Prima di quest’anno, Jasmine non aveva mai vinto un match su erba in un tabellone principale del circuito maggiore. “Non credo di essere diventata un’esperta della superficie, ma mi sto godendo queste vittorie, e sono contenta che alle persone piaccia vedermi giocare. Dopo Parigi ho riposato un po’; poi mi sono spostata ad Eastbourne, per provare ad adattarmi prima alla superficie. Credo che abbia funzionato. Questa, in ogni caso, è la decisione che ho preso col mio team; per ciascuno è diverso.”

Con questa, sono 28 su 40 le partite vinte da Paolini quest’anno. Si aspettava di poter raggiungere questo livello? “In passato, pensavo di poter giocare meglio di quanto stessi facendo, ma forse non pensavo di arrivare fin qui. Sicuramente non con questa costanza. Essere qui e vincere partite su questi campi è un sogno e un privilegio.”

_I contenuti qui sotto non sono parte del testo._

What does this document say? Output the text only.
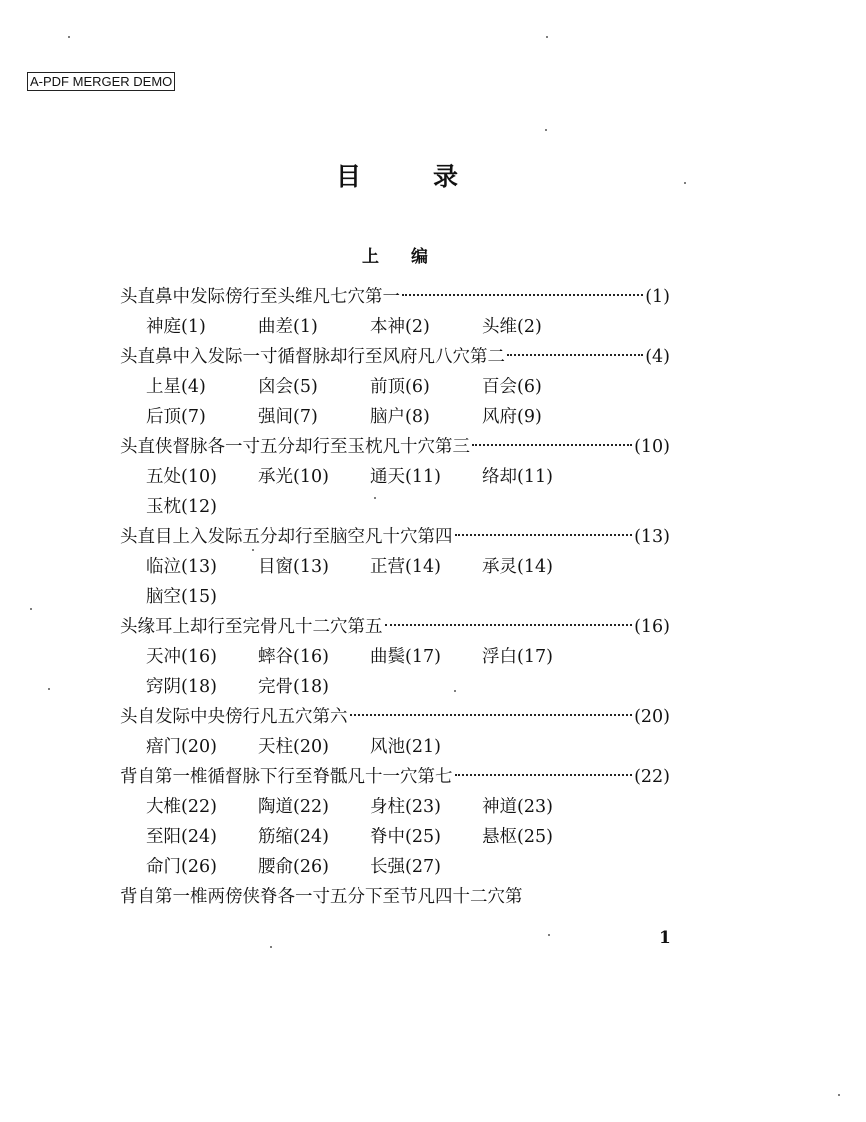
A-PDF MERGER DEMO
目	录
上 编
头直鼻中发际傍行至头维凡七穴第一	(1)
神庭(1)	曲差(1)	本神(2)	头维(2)
头直鼻中入发际一寸循督脉却行至风府凡八穴第二	(4)
上星(4)	囟会(5)	前顶(6)	百会(6)
后顶(7)	强间(7)	脑户(8)	风府(9)
头直侠督脉各一寸五分却行至玉枕凡十穴第三	(10)
五处(10) 承光(10) 通天(11) 络却(11)
玉枕(12)
头直目上入发际五分却行至脑空凡十穴第四	(13)
临泣(13) 目窗(13) 正营(14) 承灵(14)
脑空(15)
头缘耳上却行至完骨凡十二穴第五	(16)
天冲(16) 蟀谷(16) 曲鬓(17) 浮白(17)
窍阴(18) 完骨(18)
头自发际中央傍行凡五穴第六	(20)
瘖门(20) 天柱(20) 风池(21)
背自第一椎循督脉下行至脊骶凡十一穴第七	(22)
大椎(22) 陶道(22) 身柱(23) 神道(23)
至阳(24) 筋缩(24) 脊中(25) 悬枢(25)
命门(26) 腰俞(26) 长强(27)
背自第一椎两傍侠脊各一寸五分下至节凡四十二穴第
1
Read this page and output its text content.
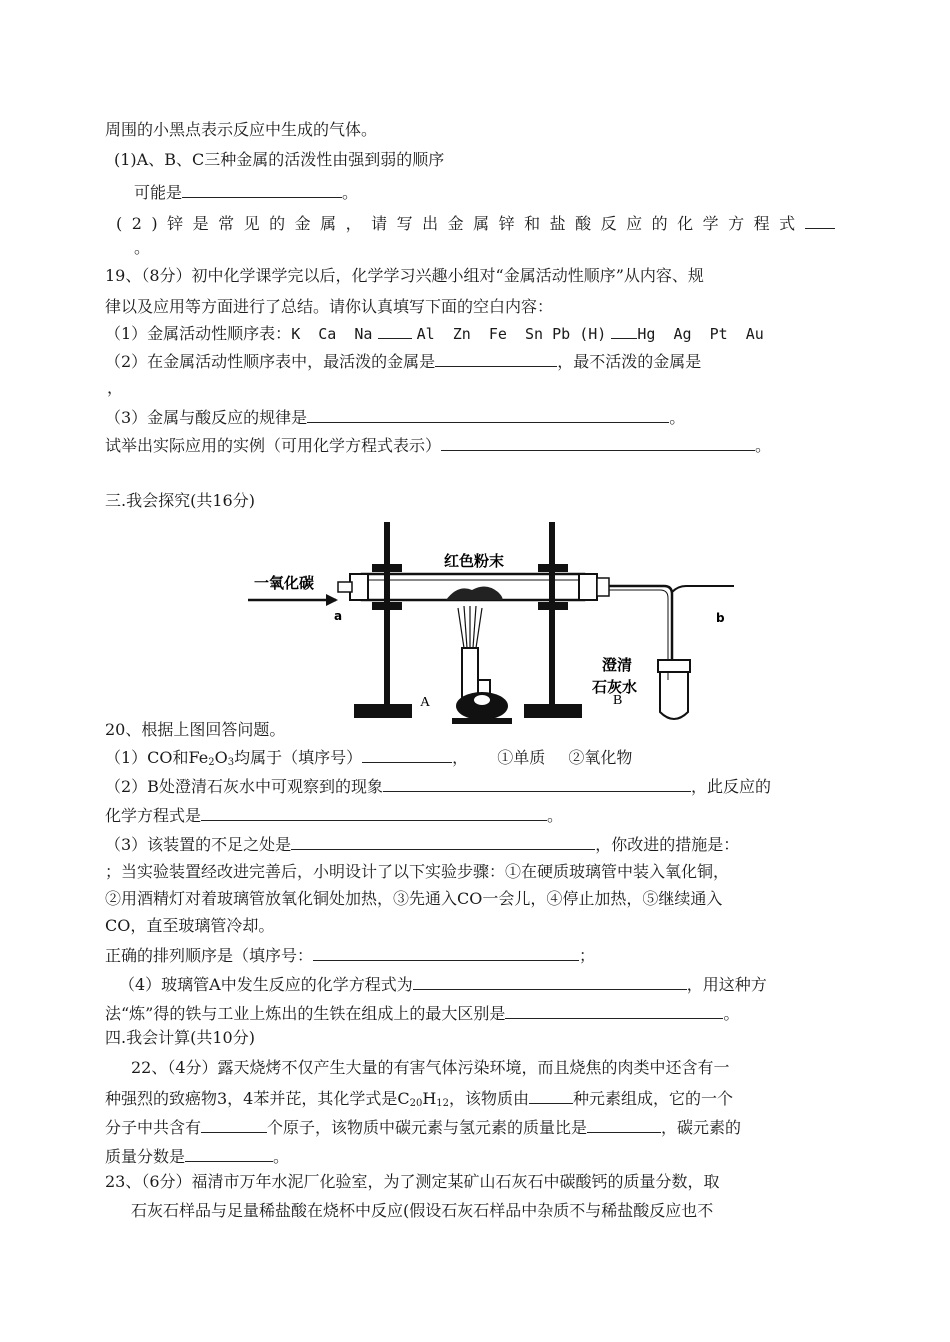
周围的小黑点表示反应中生成的气体。
(1)A、B、C三种金属的活泼性由强到弱的顺序
可能是	。
(2)锌是常见的金属，请写出金属锌和盐酸反应的化学方程式
。
19、（8分）初中化学课学完以后，化学学习兴趣小组对“金属活动性顺序”从内容、规
律以及应用等方面进行了总结。请你认真填写下面的空白内容：
（1）金属活动性顺序表：K  Ca  Na	Al  Zn  Fe  Sn Pb (H) Hg  Ag  Pt  Au
（2）在金属活动性顺序表中，最活泼的金属是	，最不活泼的金属是
，
（3）金属与酸反应的规律是	。
试举出实际应用的实例（可用化学方程式表示）	。
三.我会探究(共16分)
一氧化碳
a
红色粉末
b
澄清
石灰水
A	B
20、根据上图回答问题。
（1）CO和$Fe_2O_3$均属于（填序号）	， ①单质 ②氧化物
（2）B处澄清石灰水中可观察到的现象	，此反应的
化学方程式是	。
（3）该装置的不足之处是	，你改进的措施是：
；当实验装置经改进完善后，小明设计了以下实验步骤：①在硬质玻璃管中装入氧化铜，
②用酒精灯对着玻璃管放氧化铜处加热，③先通入CO一会儿，④停止加热，⑤继续通入
CO，直至玻璃管冷却。
正确的排列顺序是（填序号：	；
（4）玻璃管A中发生反应的化学方程式为	，用这种方
法“炼”得的铁与工业上炼出的生铁在组成上的最大区别是	。
四.我会计算(共10分)
22、（4分）露天烧烤不仅产生大量的有害气体污染环境，而且烧焦的肉类中还含有一
种强烈的致癌物3，4苯并芘，其化学式是$C_{20}H_{12}$，该物质由	种元素组成，它的一个
分子中共含有	个原子，该物质中碳元素与氢元素的质量比是	，碳元素的
质量分数是	。
23、（6分）福清市万年水泥厂化验室，为了测定某矿山石灰石中碳酸钙的质量分数，取
石灰石样品与足量稀盐酸在烧杯中反应(假设石灰石样品中杂质不与稀盐酸反应也不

Paolini è la quinta italiana in Era Open a fare quarti a Wimbledon. Ora, si troverà di fronte Coco Gauff o Emma Navarro. Con entrambe non è mai riuscita a vincere una partita, a fronte rispettivamente di due e tre sconfitte. Non so quale preferirei incontrare, probabilmente nessuna delle due – ha confessato ridendo al Direttore Scanagatta -, perché in passato entrambe mi hanno messo in grande difficoltà. Gauff è una giocatrice straordinaria, sul circuito da molti anni nonostante sia molto giovane. Navarro invece ha una buona velocità di braccio, e si muove molto bene: mi ricorda un po’ me.”

Infine, una parola anche sugli insulti ricevuti da Raducanu sui social per la sua scelta di non prendere parte al doppio misto con Murray per via di un problema al polso: “Più si vincono partite più si è esposti, è naturale. È bello poter condividere sé stessi con gli altri, ma può essere anche rischioso. Bisogna riuscire a mantenere la propria privacy e avere intorno le persone a cui si vuole bene e che ci amano.”